Así que la elegiste a ella antes que a mí.” Dio un paso más. Lentamente, deliberado. Ella me alimentó cuando mis padres biológicos me abandonaron. Nunca preguntó.
No quería nada. Tú, en cambio, lo pediste todo. La voz de Claire tembló. Estás arruinando nuestro futuro por una criada. No, dijo. Estoy acabando con una ilusión.
Llamó a seguridad. Llévala a recoger sus cosas. Se va esta noche. Clare se quedó boquiabierta. No puedes hablar en serio. No parpadeó. Dejaste de ser su compañera en cuanto la tocaste. Aparecieron dos guardias. Clare lo intentó una última vez, con lágrimas en el maquillaje. Ethan, por favor. Puedo cambiarme. No respondió.
La puerta se cerró tras ella, amortiguando el eco de sus sollozos. Ruth estaba de pie en la esquina, con los ojos muy abiertos y las manos retorciendo el dobladillo de su manga. "No deberías haberme hecho eso", susurró. "Pensarán que causé problemas". Ethan se giró, su tono se suavizó. No causaste problemas. Revelaste la verdad. Ella negó con la cabeza, con los hombros temblorosos.
Quería paz, no esto. Se acercó y le puso una mano en el hombro. La paz no nace del silencio. Por primera vez, sus lágrimas brotaron con libertad. Eras ese niño pequeño que me prometía el mundo si seguía vivo un día más. Ahora has dado demasiado. Sonrió levemente. Diste primero.

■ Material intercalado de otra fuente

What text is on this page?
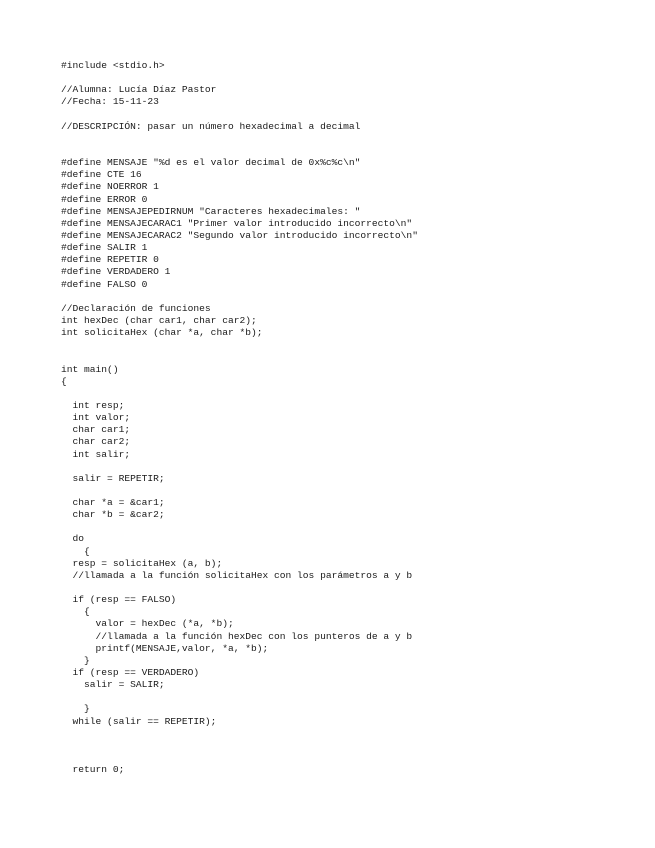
#include <stdio.h>
//Alumna: Lucía Díaz Pastor
//Fecha: 15-11-23
//DESCRIPCIÓN: pasar un número hexadecimal a decimal
#define MENSAJE "%d es el valor decimal de 0x%c%c\n"
#define CTE 16
#define NOERROR 1
#define ERROR 0
#define MENSAJEPEDIRNUM "Caracteres hexadecimales: "
#define MENSAJECARAC1 "Primer valor introducido incorrecto\n"
#define MENSAJECARAC2 "Segundo valor introducido incorrecto\n"
#define SALIR 1
#define REPETIR 0
#define VERDADERO 1
#define FALSO 0
//Declaración de funciones
int hexDec (char car1, char car2);
int solicitaHex (char *a, char *b);
int main()
{
int resp;
int valor;
char car1;
char car2;
int salir;
salir = REPETIR;
char *a = &car1;
char *b = &car2;
do
{
resp = solicitaHex (a, b);
//llamada a la función solicitaHex con los parámetros a y b
if (resp == FALSO)
{
valor = hexDec (*a, *b);
//llamada a la función hexDec con los punteros de a y b
printf(MENSAJE,valor, *a, *b);
}
if (resp == VERDADERO)
salir = SALIR;
}
while (salir == REPETIR);
return 0;
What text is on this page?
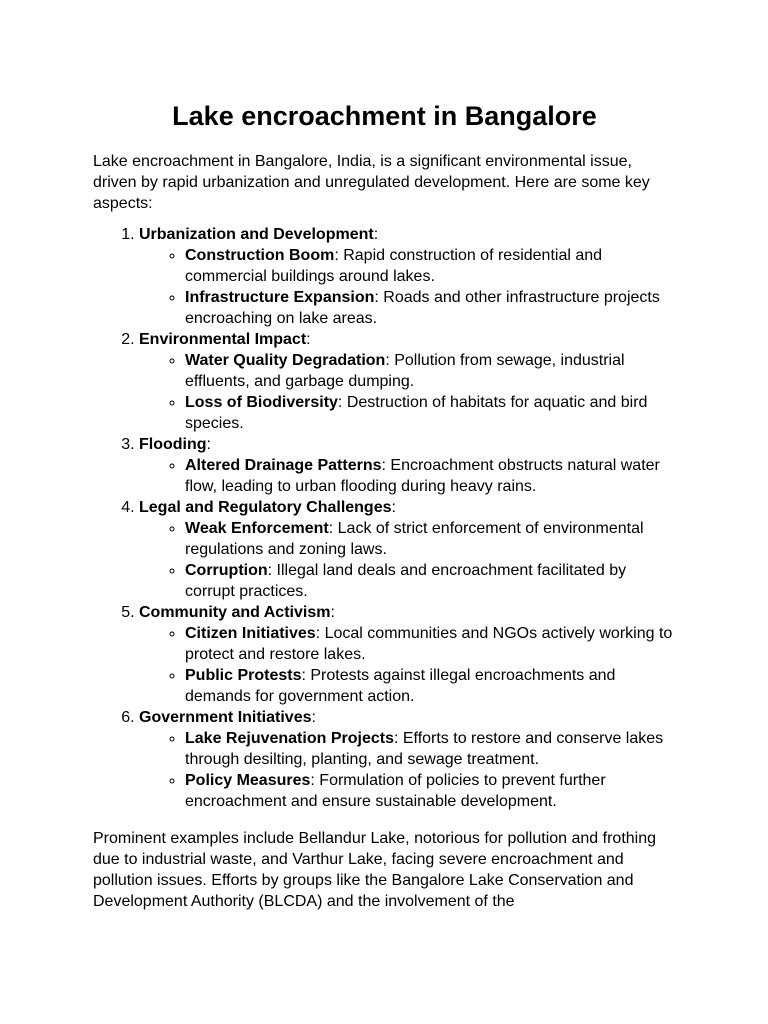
Lake encroachment in Bangalore

Lake encroachment in Bangalore, India, is a significant environmental issue, driven by rapid urbanization and unregulated development. Here are some key aspects:

1. Urbanization and Development:
◦ Construction Boom: Rapid construction of residential and commercial buildings around lakes.
◦ Infrastructure Expansion: Roads and other infrastructure projects encroaching on lake areas.
2. Environmental Impact:
◦ Water Quality Degradation: Pollution from sewage, industrial effluents, and garbage dumping.
◦ Loss of Biodiversity: Destruction of habitats for aquatic and bird species.
3. Flooding:
◦ Altered Drainage Patterns: Encroachment obstructs natural water flow, leading to urban flooding during heavy rains.
4. Legal and Regulatory Challenges:
◦ Weak Enforcement: Lack of strict enforcement of environmental regulations and zoning laws.
◦ Corruption: Illegal land deals and encroachment facilitated by corrupt practices.
5. Community and Activism:
◦ Citizen Initiatives: Local communities and NGOs actively working to protect and restore lakes.
◦ Public Protests: Protests against illegal encroachments and demands for government action.
6. Government Initiatives:
◦ Lake Rejuvenation Projects: Efforts to restore and conserve lakes through desilting, planting, and sewage treatment.
◦ Policy Measures: Formulation of policies to prevent further encroachment and ensure sustainable development.

Prominent examples include Bellandur Lake, notorious for pollution and frothing due to industrial waste, and Varthur Lake, facing severe encroachment and pollution issues. Efforts by groups like the Bangalore Lake Conservation and Development Authority (BLCDA) and the involvement of the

Le pidió a su asistente que reasignara a todos los miembros del personal que habían observado y no habían dicho nada. Al amanecer, la casa se había vaciado. Los nuevos empleados llegaron con rostros tranquilos y respeto en la mirada. Esa mañana, los chismes corrieron por la ciudad. «El compromiso con Wallace terminó», dijo alguien en el café. «Eligió a su criada en lugar de a su prometida». Otra voz respondió: «No a una criada. A su madre.» De vuelta en el ático, Ethan preparaba té como solía hacerlo Ruth. Un vapor intenso a menta se enroscaba como un perdón silencioso. Le trajo una taza. Se acabaron los uniformes, dijo. Ella miró el té, luego a él. ¿Entonces qué se supone que soy ahora? Sonrió. En casa. Pasaron las semanas. La ciudad olvidó el escándalo.